I woke up the other night in a bit of a panic. I had been in the middle of a bad dream that had raised a bunch of old insecurities.
I was never the cool kid growing up. In fact, I was the antithesis of the cool kid and was often bullied and considered a bit odd.
I’m currently part of some communities — both offline and online (and a combination of online and offline) — where there is definitely a “cool kid” group and then a bit of a second tier group of folks.
It’s a challenge for me to not let old insecurities rear their ugly head and feel like I’m somehow less important than the others in the group.
If there is ever a time when my passive aggressive tendencies rear their ugly head is when I’m starting to feel like I’m not one of the cool kids.

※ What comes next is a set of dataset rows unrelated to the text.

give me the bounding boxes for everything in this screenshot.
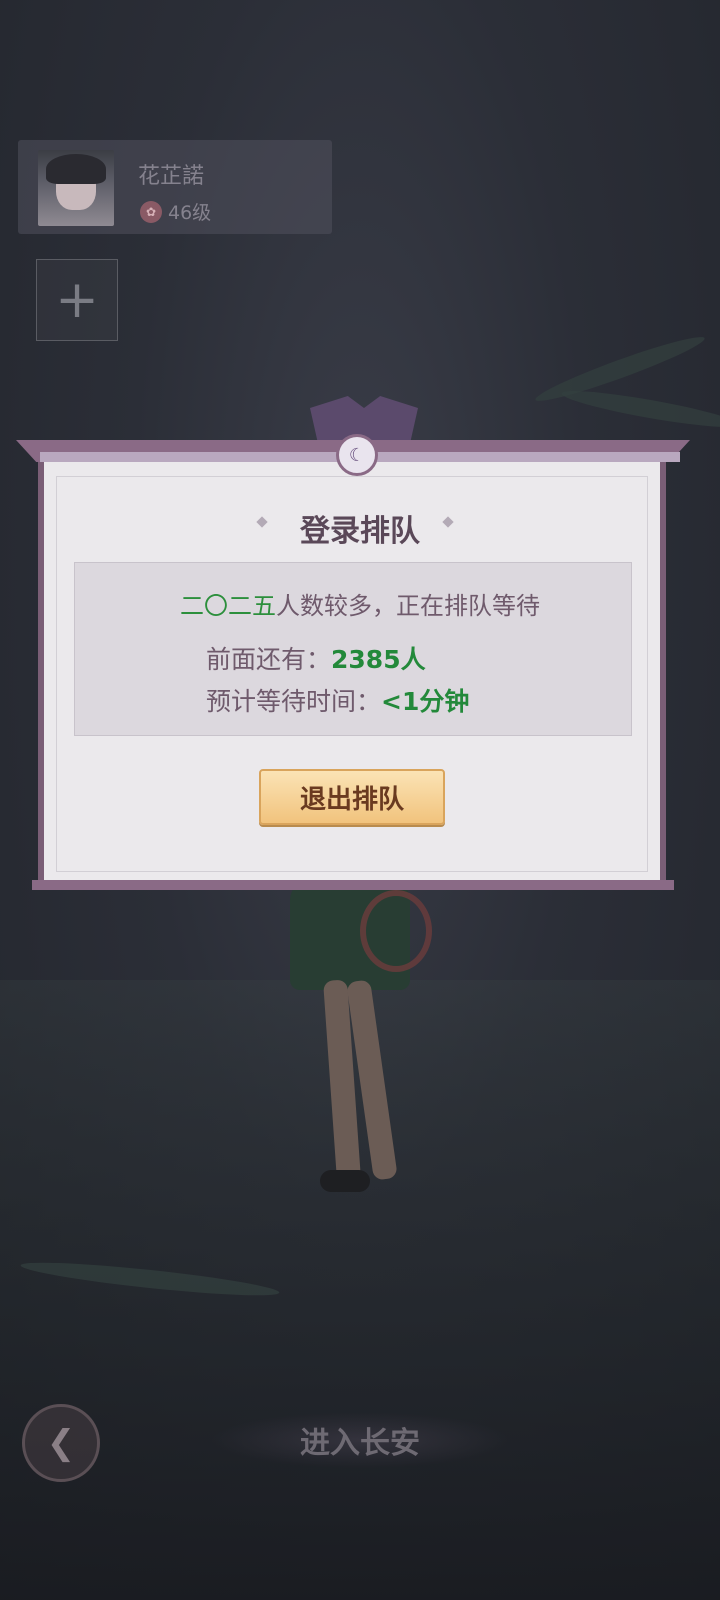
add-character-button[interactable]: + [36, 259, 118, 341]
queue-ahead-value: 2385人 [331, 645, 426, 674]
ground-branch [19, 1256, 281, 1302]
character-name: 花芷諾 [138, 164, 205, 189]
queue-wait-value: <1分钟 [381, 687, 470, 716]
enter-game-button[interactable]: 进入长安 [210, 1412, 510, 1468]
back-arrow-icon: ❮ [46, 1423, 76, 1463]
player-character-figure [240, 880, 460, 1210]
back-button[interactable]: ❮ [22, 1404, 100, 1482]
queue-ahead-label: 前面还有： [206, 645, 332, 674]
bamboo-leaf [559, 384, 720, 434]
character-card[interactable]: 花芷諾 ✿ 46级 [18, 140, 332, 234]
level-badge-icon: ✿ [140, 200, 162, 223]
character-level: ✿ 46级 [140, 198, 211, 225]
queue-wait-time: 预计等待时间：<1分钟 [206, 682, 469, 718]
queue-message-text: 人数较多，正在排队等待 [276, 592, 540, 620]
queue-message: 二〇二五人数较多，正在排队等待 [0, 586, 720, 621]
character-level-text: 46级 [168, 202, 212, 224]
scroll-bottom-bar [32, 880, 674, 890]
queue-wait-label: 预计等待时间： [206, 687, 382, 716]
moon-emblem-icon: ☾ [336, 434, 378, 476]
exit-queue-button[interactable]: 退出排队 [259, 769, 445, 825]
queue-ahead: 前面还有：2385人 [206, 640, 426, 676]
queue-message-highlight: 二〇二五 [180, 592, 276, 620]
plus-icon: + [55, 270, 99, 330]
character-avatar [38, 150, 114, 226]
dialog-title: 登录排队 [300, 514, 420, 549]
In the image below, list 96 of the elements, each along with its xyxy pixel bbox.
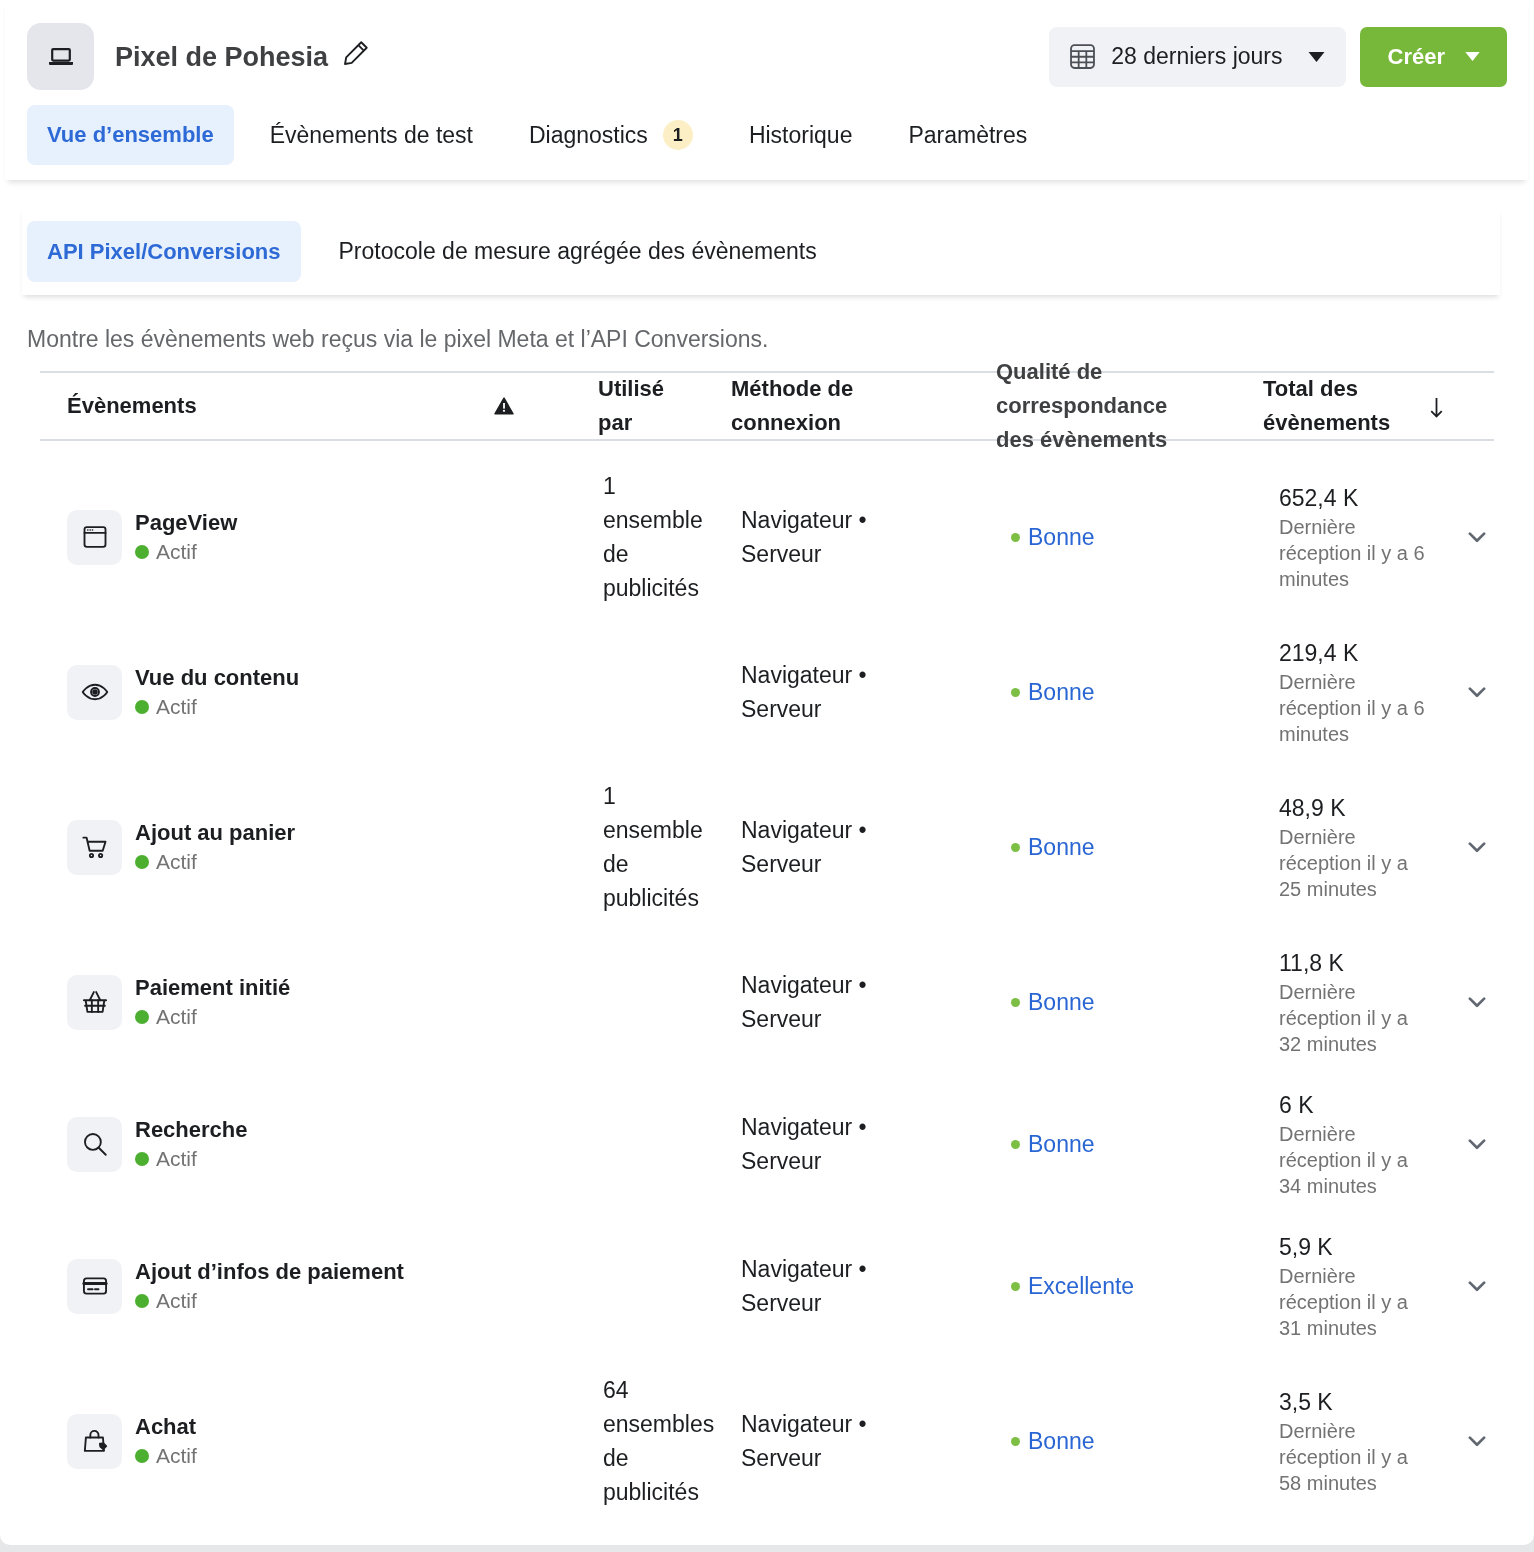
caret-icon	[1307, 51, 1325, 62]
event-total: 652,4 K	[1279, 484, 1360, 513]
event-total: 6 K	[1279, 1091, 1315, 1120]
browser-window-icon	[67, 509, 122, 565]
pixel-title: Pixel de Pohesia	[115, 40, 329, 74]
tab[interactable]: Évènements de test	[249, 105, 493, 165]
quality-dot-icon	[1011, 1139, 1020, 1149]
status-dot-icon	[135, 700, 149, 714]
event-total: 48,9 K	[1279, 794, 1347, 823]
connection-method: Navigateur • Serveur	[741, 971, 868, 1034]
count-badge: 1	[662, 120, 693, 150]
used-by-text: 1 ensemble de publicités	[603, 472, 704, 603]
last-received-text: Dernière réception il y a 25 minutes	[1279, 825, 1409, 902]
quality-dot-icon	[1011, 687, 1020, 697]
subtab[interactable]: API Pixel/Conversions	[27, 221, 301, 282]
sort-arrow-icon[interactable]	[1430, 396, 1443, 418]
last-received-text: Dernière réception il y a 32 minutes	[1279, 980, 1409, 1057]
column-header: Méthode de connexion	[731, 375, 855, 437]
chevron-down-icon[interactable]	[1468, 996, 1486, 1008]
connection-method: Navigateur • Serveur	[741, 661, 868, 724]
warning-icon	[494, 397, 514, 415]
event-total: 5,9 K	[1279, 1233, 1334, 1262]
status-text: Actif	[156, 694, 197, 720]
connection-method: Navigateur • Serveur	[741, 1113, 868, 1176]
quality-link[interactable]: Excellente	[1028, 1271, 1135, 1301]
status-text: Actif	[156, 1443, 197, 1469]
connection-method: Navigateur • Serveur	[741, 506, 868, 569]
chevron-down-icon[interactable]	[1468, 1138, 1486, 1150]
last-received-text: Dernière réception il y a 6 minutes	[1279, 515, 1426, 592]
status-dot-icon	[135, 545, 149, 559]
tab[interactable]: Vue d’ensemble	[27, 105, 234, 165]
used-by-text: 1 ensemble de publicités	[603, 782, 704, 913]
date-range-button[interactable]: 28 derniers jours	[1049, 26, 1346, 87]
column-header: Total des évènements	[1263, 375, 1392, 437]
last-received-text: Dernière réception il y a 58 minutes	[1279, 1419, 1409, 1496]
status-dot-icon	[135, 1152, 149, 1166]
chevron-down-icon[interactable]	[1468, 686, 1486, 698]
event-name: Recherche	[135, 1116, 248, 1144]
status-dot-icon	[135, 1449, 149, 1463]
quality-link[interactable]: Bonne	[1028, 832, 1095, 862]
status-dot-icon	[135, 1294, 149, 1308]
last-received-text: Dernière réception il y a 34 minutes	[1279, 1122, 1409, 1199]
status-text: Actif	[156, 1146, 197, 1172]
shopping-bag-icon	[67, 1413, 122, 1469]
event-name: PageView	[135, 509, 238, 537]
quality-dot-icon	[1011, 842, 1020, 852]
tab[interactable]: Paramètres	[888, 105, 1048, 165]
chevron-down-icon[interactable]	[1468, 841, 1486, 853]
event-name: Paiement initié	[135, 974, 291, 1002]
quality-dot-icon	[1011, 1436, 1020, 1446]
pencil-icon[interactable]	[342, 38, 371, 67]
search-icon	[67, 1116, 122, 1172]
event-total: 11,8 K	[1279, 949, 1345, 978]
last-received-text: Dernière réception il y a 31 minutes	[1279, 1264, 1409, 1341]
quality-dot-icon	[1011, 997, 1020, 1007]
event-name: Ajout d’infos de paiement	[135, 1258, 404, 1286]
quality-dot-icon	[1011, 532, 1020, 542]
status-text: Actif	[156, 539, 197, 565]
cart-icon	[67, 819, 122, 875]
quality-link[interactable]: Bonne	[1028, 677, 1095, 707]
status-text: Actif	[156, 849, 197, 875]
event-name: Vue du contenu	[135, 664, 300, 692]
event-name: Achat	[135, 1413, 197, 1441]
connection-method: Navigateur • Serveur	[741, 816, 868, 879]
quality-link[interactable]: Bonne	[1028, 1426, 1095, 1456]
calendar-icon	[1069, 43, 1097, 70]
last-received-text: Dernière réception il y a 6 minutes	[1279, 670, 1426, 747]
tab[interactable]: Diagnostics 1	[509, 105, 713, 165]
chevron-down-icon[interactable]	[1468, 1435, 1486, 1447]
credit-card-icon	[67, 1258, 122, 1314]
event-total: 219,4 K	[1279, 639, 1360, 668]
status-text: Actif	[156, 1004, 197, 1030]
subtab[interactable]: Protocole de mesure agrégée des évènements	[318, 221, 837, 282]
status-dot-icon	[135, 855, 149, 869]
chevron-down-icon[interactable]	[1468, 531, 1486, 543]
description-text: Montre les évènements web reçus via le pixel Meta et l’API Conversions.	[27, 325, 770, 354]
connection-method: Navigateur • Serveur	[741, 1255, 868, 1318]
chevron-down-icon[interactable]	[1468, 1280, 1486, 1292]
column-header: Qualité de correspondance des évènements	[996, 358, 1169, 454]
quality-dot-icon	[1011, 1281, 1020, 1291]
connection-method: Navigateur • Serveur	[741, 1410, 868, 1473]
quality-link[interactable]: Bonne	[1028, 1129, 1095, 1159]
status-text: Actif	[156, 1288, 197, 1314]
event-name: Ajout au panier	[135, 819, 296, 847]
quality-link[interactable]: Bonne	[1028, 522, 1095, 552]
basket-icon	[67, 974, 122, 1030]
event-total: 3,5 K	[1279, 1388, 1334, 1417]
used-by-text: 64 ensembles de publicités	[603, 1376, 713, 1507]
caret-icon	[1465, 52, 1480, 61]
quality-link[interactable]: Bonne	[1028, 987, 1095, 1017]
tab[interactable]: Historique	[728, 105, 873, 165]
status-dot-icon	[135, 1010, 149, 1024]
laptop-icon	[27, 23, 94, 90]
eye-icon	[67, 664, 122, 720]
column-header: Évènements	[67, 392, 197, 420]
column-header: Utilisé par	[598, 375, 666, 437]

Within the online communities especially what I often see — and wish I could help alleviate — is when other people feel like they are not part of the “cool kids” crowd and if one of the “cool kids” disagrees with them they often see this as an attack versus a discussion. Those people disagreeing them often gets seen as a reflection on the whole group and the next thing you know they are posting a message saying how disagreeable the entire group is to them.
Unfortunately, we live in a hierarchical society, so it’s unlikely we will ever be parts of communities where everything is on the same level.
What we can be responsible for is our own reaction to these hierarchical structures. We may never get a chance to sit at the “cool kids” table, and that’s okay. Sometimes we need to build our own “cool kids” table and surround ourselves with people that support us and want to see us succeed.